この価値観の転倒を巻き起こしたのが、「ロック」なのだと言えるのではないでしょうか。

音楽史を「奴隷の境遇や魂が・・・」といった精神論のみに帰結させたくない僕の立場としては、「ロック」の浸透の直接的な要因は、エレキベースとエレキギターの登場による楽器の大音量化、バンドの少人数化だと考えています。そして、それこそがギターという楽器の地位向上と価値観の転換をも巻き起こしたのだと推察します。

50年代のロックンロールの登場以降も、それ以前のティン・パン・アレーの系譜にある西洋アンサンブル的な「ポップス」は継続してヒット曲を生み出していました。ミュージカルといったエンターテイメントショーも好調だったはずです。しかし、それらはロックンロールを前にして最先端の若者には響かず、音楽に世代間の分断が発生してしまいました。そしてその流れを受け、ロックンロールブームが収束した後は、音楽業界は若者を対象とした「ティーンポップ」を生産し、それらが流行したのですが、ロック史の立場としてはロックンロールとビートルズの間に挟まれた「暗黒期」として目の敵にされています。

60年代、ビートルズをはじめとした当時のロックバンドらは、都市で流行したアンサンブル的なシティブルースではなく、本場でのギターをかき鳴らす荒々しいルーツミュージックを模範としてロックを発展させていきました。そのため、この視点を中心に据えたロック史では、西洋音楽的要素は徹底的に糾弾され、「土臭い黒人らしさ」がクールである、という表象を浸透させていったのだと考えられるのです。

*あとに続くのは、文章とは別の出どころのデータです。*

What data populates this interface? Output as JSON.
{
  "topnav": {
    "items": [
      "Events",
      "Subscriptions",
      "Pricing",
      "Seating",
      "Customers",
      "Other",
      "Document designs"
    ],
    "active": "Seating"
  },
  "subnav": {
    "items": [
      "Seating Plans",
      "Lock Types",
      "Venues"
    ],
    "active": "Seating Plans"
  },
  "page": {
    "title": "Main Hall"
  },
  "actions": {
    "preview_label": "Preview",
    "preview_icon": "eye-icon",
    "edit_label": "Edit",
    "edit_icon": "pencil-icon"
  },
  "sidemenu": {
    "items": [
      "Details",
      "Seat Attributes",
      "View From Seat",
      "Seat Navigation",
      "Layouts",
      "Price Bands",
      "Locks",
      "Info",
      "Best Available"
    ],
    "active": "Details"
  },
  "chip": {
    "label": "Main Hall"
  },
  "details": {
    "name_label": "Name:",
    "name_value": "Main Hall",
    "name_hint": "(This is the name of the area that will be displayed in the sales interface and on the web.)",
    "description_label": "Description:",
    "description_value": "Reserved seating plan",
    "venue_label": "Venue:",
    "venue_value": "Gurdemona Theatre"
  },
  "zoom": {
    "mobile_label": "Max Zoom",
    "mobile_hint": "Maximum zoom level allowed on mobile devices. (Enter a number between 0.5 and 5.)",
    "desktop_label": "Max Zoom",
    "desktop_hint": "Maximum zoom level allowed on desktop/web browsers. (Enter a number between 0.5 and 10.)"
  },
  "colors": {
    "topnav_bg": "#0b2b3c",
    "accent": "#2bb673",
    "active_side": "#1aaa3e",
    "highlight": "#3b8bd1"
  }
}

しかし、60年代後半に再びこの境界線が揺らぎ始めます。マルチトラックレコーダーが登場し多重録音が可能になったため、オーケストラを含めて様々なサウンドがバンドサウンドに重ねられるようになったからです。ビーチボーイズの「ペット・サウンズ」をきっかけに、後期ビートルズのアルバムで特にこの兆候が見られます。

「アンサンブル的な古い商業音楽」から脱却し、ギターを中心とした荒々しいカッコよさを提示した「ロックバンド」が、再びシンフォニックなサウンドに寄ってしまったことについて、これを正当化し説明を可能にしたのが、「コンセプトアルバムの発明」という功績と、「サイケデリック・ロック」というドラッグカルチャーからのアプローチでの評価だったのではないでしょうか。

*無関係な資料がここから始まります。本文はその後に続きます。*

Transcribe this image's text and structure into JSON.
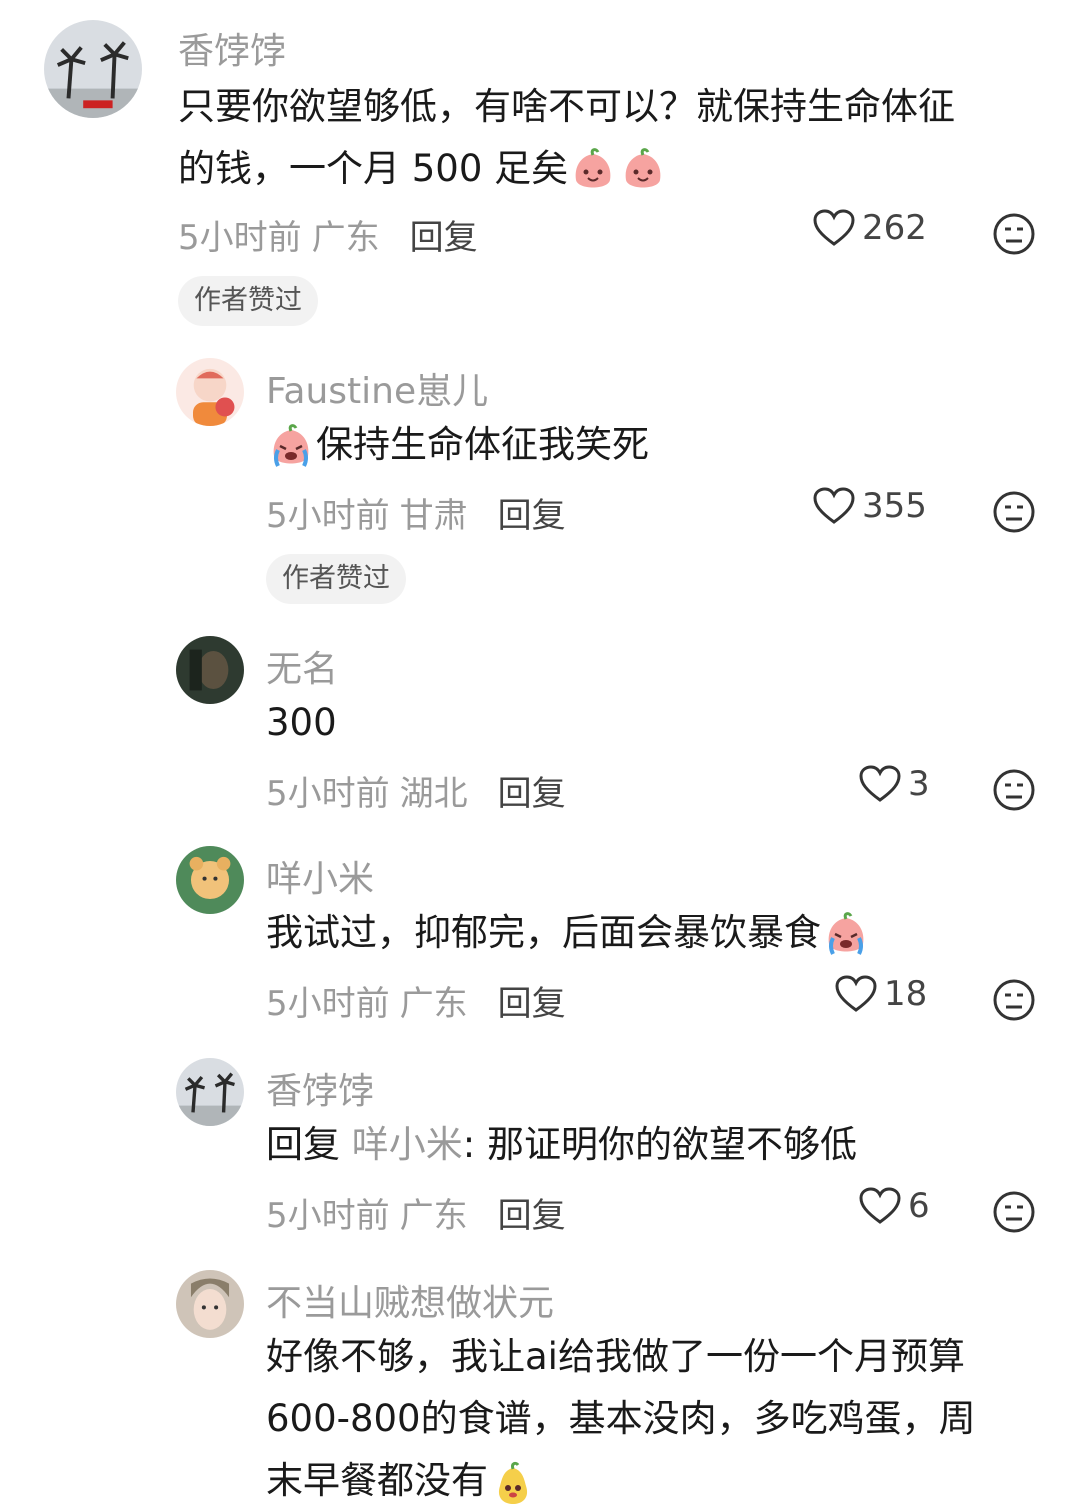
{
  "comments": [
    {
      "username": "香饽饽",
      "lines": [
        "只要你欲望够低，有啥不可以？就保持生命体征",
        "的钱，一个月 500 足矣"
      ],
      "time": "5小时前",
      "location": "广东",
      "reply_label": "回复",
      "likes": "262",
      "badge": "作者赞过"
    },
    {
      "username": "Faustine崽儿",
      "lines": [
        "保持生命体征我笑死"
      ],
      "time": "5小时前",
      "location": "甘肃",
      "reply_label": "回复",
      "likes": "355",
      "badge": "作者赞过"
    },
    {
      "username": "无名",
      "lines": [
        "300"
      ],
      "time": "5小时前",
      "location": "湖北",
      "reply_label": "回复",
      "likes": "3"
    },
    {
      "username": "咩小米",
      "lines": [
        "我试过，抑郁完，后面会暴饮暴食"
      ],
      "time": "5小时前",
      "location": "广东",
      "reply_label": "回复",
      "likes": "18"
    },
    {
      "username": "香饽饽",
      "reply_prefix": "回复",
      "reply_to": "咩小米",
      "reply_text": ": 那证明你的欲望不够低",
      "time": "5小时前",
      "location": "广东",
      "reply_label": "回复",
      "likes": "6"
    },
    {
      "username": "不当山贼想做状元",
      "lines": [
        "好像不够，我让ai给我做了一份一个月预算",
        "600-800的食谱，基本没肉，多吃鸡蛋，周",
        "末早餐都没有"
      ]
    }
  ],
  "colors": {
    "username": "#9a9a9a",
    "text": "#1a1a1a",
    "meta": "#9a9a9a",
    "badge_bg": "#f2f2f2",
    "emoji_peach": "#f6a3a0"
  },
  "icons": [
    "heart-outline-icon",
    "dislike-face-icon",
    "peach-smile-emoji",
    "peach-cry-emoji",
    "pear-face-emoji"
  ]
}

これによって、特に当時ロックや芸術の価値とされた「反権力」的なサブカルチャーの性質を失うことなく、むしろ強化されることになり、矛盾も抱えながら20世紀後半の歪な「ロック史」というものが隆盛を迎えていったのだと考えられます。


いかがでしょうか。あくまでも歴史に「正解」など無く、一個人による一視点の提示・提案ということでお読みくだされば幸いです。

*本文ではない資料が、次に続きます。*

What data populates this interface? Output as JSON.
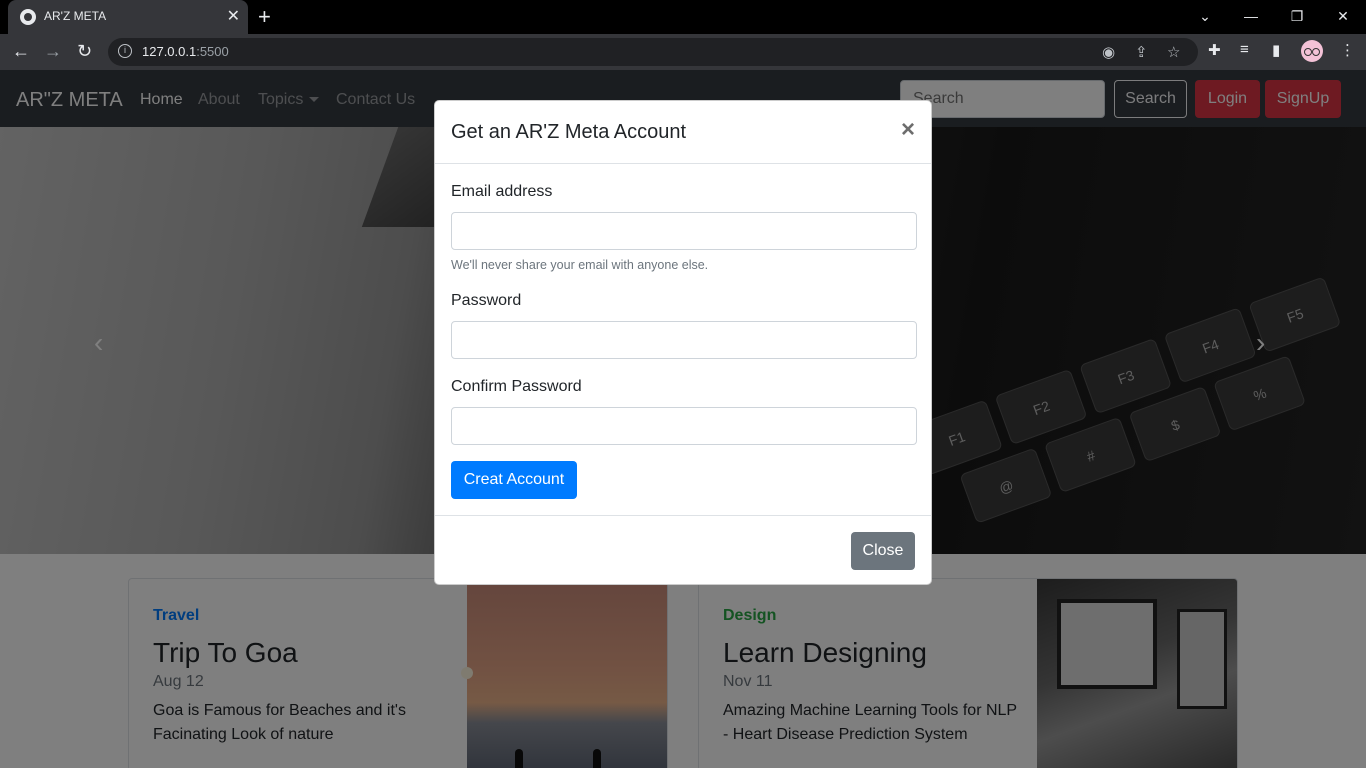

ただ、なぜ既存のロック史の「外側」をこれほど重要視するかと言うと、日本の音楽史での流行歌などを考えていく上で、絶対に避けられない分野になってくると考えているからです。世界だけでなく日本の音楽史に興味のある方もたくさんいらっしゃると思いますが、ここに書いてきたような視点も念頭に置きながら調べてみると腑に落ちる部分がたくさんあると思います。参考にしていただければ幸いです。